Le retrait de la trompe de Fallope est l’une des options de traitement de la grossesse extra-utérine. On estime qu’une anomalie se produit lors d’une grossesse sur 100, l’ovule fécondé étant logé à l’extérieur de des trompes de Fallope.

Dans ces cas, la grossesse n’est pas viable, elle est donc souvent interrompue naturellement et entraîne un avortement spontané, mais si cela n’arrive pas, il est important de diagnostiquer et de traiter le trouble le plus tôt possible car sinon En grandissant, il peut casser le tube et nécessiter une intervention chirurgicale immédiate.
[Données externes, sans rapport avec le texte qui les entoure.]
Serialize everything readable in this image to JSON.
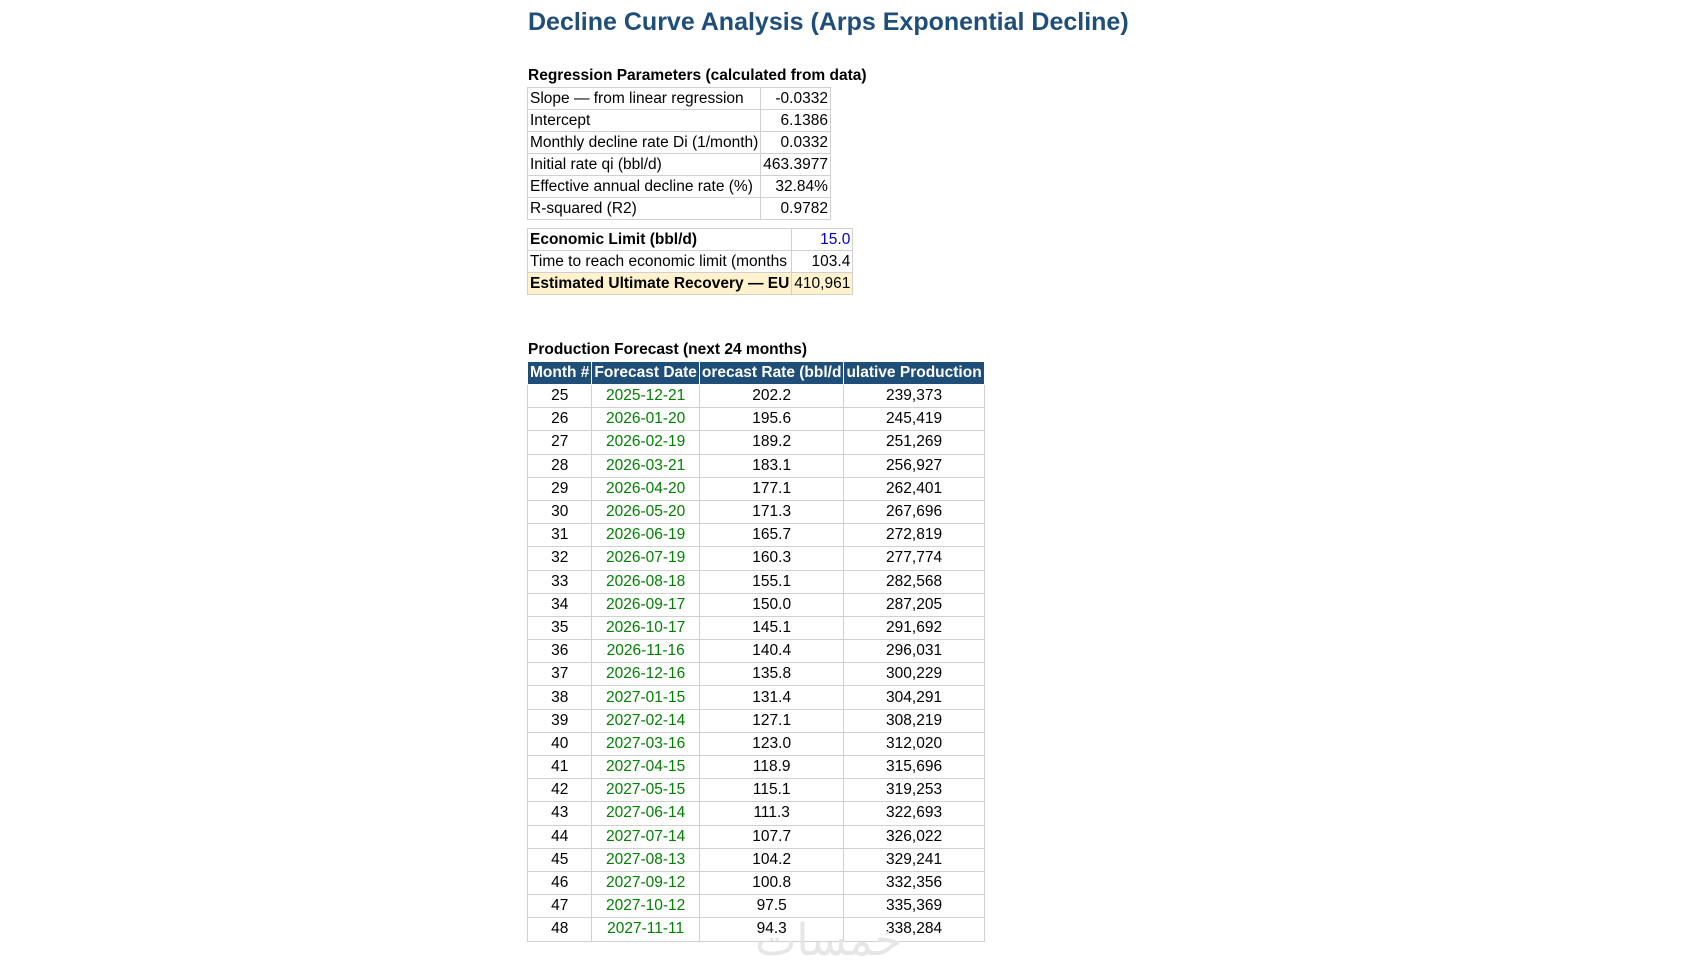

Recourir à une chirurgie radicale et retirer le tube situé près de l'embryon était une option de traitement que les médecins et les patients essayaient d'éviter, dans la mesure du possible, de peur que les chances d'être la mère d'une femme ne diminuent. Cependant, il est parfois essentiel de retirer le tube et dans de nombreux cas où seul l'embryon a été retiré, il était nécessaire de pratiquer une chirurgie radicale plus tard.

70% des femmes subissant une chirurgie conservatrice ont réussi à tomber enceintes, contre 64% de celles qui avaient également subi l'ablation de la trompe de Fallope.

Or, selon les conclusions d'une étude récente sur les grossesses extra-utérines et son approche utilisant les trois techniques actuellement disponibles, il semble que le fait de retirer la trompe de Fallope n'influence pas la fertilité future du patient.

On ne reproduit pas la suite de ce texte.